Aux termes d'un accord catégoriel du 6 juillet 2011, signé avec les organisations syndicales représentatives de l'entreprise, la société Caterpillar a mis en place un STIP au bénéfice du personnel qui n'en bénéficiait pas à ce jour d'un taux de 3 % à compter du 1er janvier 2011 pour une durée de trois ans jusqu'au 31 décembre 2013.

La société Caterpillar a décidé de reconduire unilatéralement la prime STIP d'un taux de 3 % pour l'ensemble du personnel non-cadre pour l'année 2014 et a mis unilatéralement en place la prime STIP d'un taux de 3,6 % pour l'année 2015.

M.[G] soutient que la différence de taux prévu par l'employeur pour le calcul de la prime STIP constitue un manquement au principe de l'égalité de traitement, dès lors que les salariés cadres et les salariés non-cadres sont placés dans une situation identique au regard de ladite prime, celle-ci ayant exclusivement pour objet de rétribuer le travail d'équipe, la SAS Caterpillar France n'apportant aucun élément objectif permettant de justifier la différence de traitement.

La SAS Caterpillar France soutient que le STIP constitue une part variable du salaire des cadres, ce qui justifierait la différence de traitement, dès lors que les salariés cadres, à l'inverse des salariés non-cadres, ne perçoivent pas l'intégralité de leur salaire de base de référence.

Sur l'autorité de la chose jugée de l'arrêt du 25 novembre 2014

M.[G] n'étant pas partie à l'instance ayant donné lieu à l'arrêt de la cour d'appel de Grenoble du 25 novembre 2014, il ne peut invoquer le bénéfice de l'autorité de la chose jugée s'attachant à cette décision pour soutenir que la SAS Caterpillar France serait tenue de lui verser un rappel de salaires au titre du STIP pour les années 2014 et 2015 au titre de l'exécution de cette décision.

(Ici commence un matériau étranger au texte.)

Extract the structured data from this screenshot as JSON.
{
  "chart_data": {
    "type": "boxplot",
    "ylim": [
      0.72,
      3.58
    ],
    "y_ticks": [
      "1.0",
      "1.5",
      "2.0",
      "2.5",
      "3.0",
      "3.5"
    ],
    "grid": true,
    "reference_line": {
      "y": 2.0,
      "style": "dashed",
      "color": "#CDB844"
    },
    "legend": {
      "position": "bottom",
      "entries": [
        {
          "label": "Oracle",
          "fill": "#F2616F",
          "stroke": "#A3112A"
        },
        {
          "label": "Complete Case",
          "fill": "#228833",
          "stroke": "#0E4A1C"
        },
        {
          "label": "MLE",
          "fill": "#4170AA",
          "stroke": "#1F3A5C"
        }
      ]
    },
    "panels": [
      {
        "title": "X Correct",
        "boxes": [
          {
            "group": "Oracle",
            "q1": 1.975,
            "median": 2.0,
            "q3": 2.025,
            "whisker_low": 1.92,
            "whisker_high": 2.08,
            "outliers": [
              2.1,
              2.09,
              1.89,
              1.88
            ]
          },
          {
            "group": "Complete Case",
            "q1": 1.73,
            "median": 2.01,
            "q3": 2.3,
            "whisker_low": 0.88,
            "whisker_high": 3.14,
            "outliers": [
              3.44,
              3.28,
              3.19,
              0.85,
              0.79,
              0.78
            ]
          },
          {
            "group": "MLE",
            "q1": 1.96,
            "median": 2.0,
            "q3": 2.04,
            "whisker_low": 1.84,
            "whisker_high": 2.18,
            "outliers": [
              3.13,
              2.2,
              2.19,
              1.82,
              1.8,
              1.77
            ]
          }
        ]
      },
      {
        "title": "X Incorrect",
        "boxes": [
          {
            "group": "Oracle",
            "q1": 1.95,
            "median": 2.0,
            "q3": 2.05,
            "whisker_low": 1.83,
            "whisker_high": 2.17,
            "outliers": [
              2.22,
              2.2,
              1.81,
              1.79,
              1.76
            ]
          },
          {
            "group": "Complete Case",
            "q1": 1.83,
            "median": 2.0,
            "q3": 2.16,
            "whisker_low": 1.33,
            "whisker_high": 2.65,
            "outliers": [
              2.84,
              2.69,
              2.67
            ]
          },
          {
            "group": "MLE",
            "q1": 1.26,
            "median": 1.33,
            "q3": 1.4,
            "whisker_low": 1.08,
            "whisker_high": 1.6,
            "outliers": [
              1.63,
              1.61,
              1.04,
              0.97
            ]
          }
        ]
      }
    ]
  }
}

S'agissant du STIP au titre des années 2014 et 2015

Aux termes d'un accord catégoriel du 6 juillet 2011, signé avec les organisations syndicales représentatives de l'entreprise, la société Caterpillar a mis en place un STIP au bénéfice du personnel qui n'en bénéficiait pas à ce jour d'un taux de 3 % à compter du 1er janvier 2011 pour une durée de trois ans jusqu'au 31 décembre 2013.

La société Caterpillar a décidé de reconduire unilatéralement la prime STIP d'un taux de 3 % pour l'ensemble du personnel non-cadre pour l'année 2014 et a mis unilatéralement en place la prime STIP d'un taux de 3,6 % pour l'année 2015.

M.[G] soutient que la différence de taux prévu par l'employeur pour le calcul de la prime STIP constitue un manquement au principe de l'égalité de traitement, dès lors que les salariés cadres et les salariés non-cadres sont placés dans une situation identique au regard de ladite prime, celle-ci ayant exclusivement pour objet de rétribuer le travail d'équipe.

S'agissant de la nature du STIP, à l'examen des pièces versés aux débats par les parties et des moyens débattus, il y a lieu de retenir que le STIP constitue une prime variable à destination des salariés cadres résultant manifestement d'un usage d'entreprise, dont le montant, variable d'une année à l'autre, est calculé en fonction de critères de performance de l'entreprise et de l'unité de laquelle relève le cadre préalablement définis chaque année par la direction et d'un taux qui varie en fonction de la classification desdits cadres.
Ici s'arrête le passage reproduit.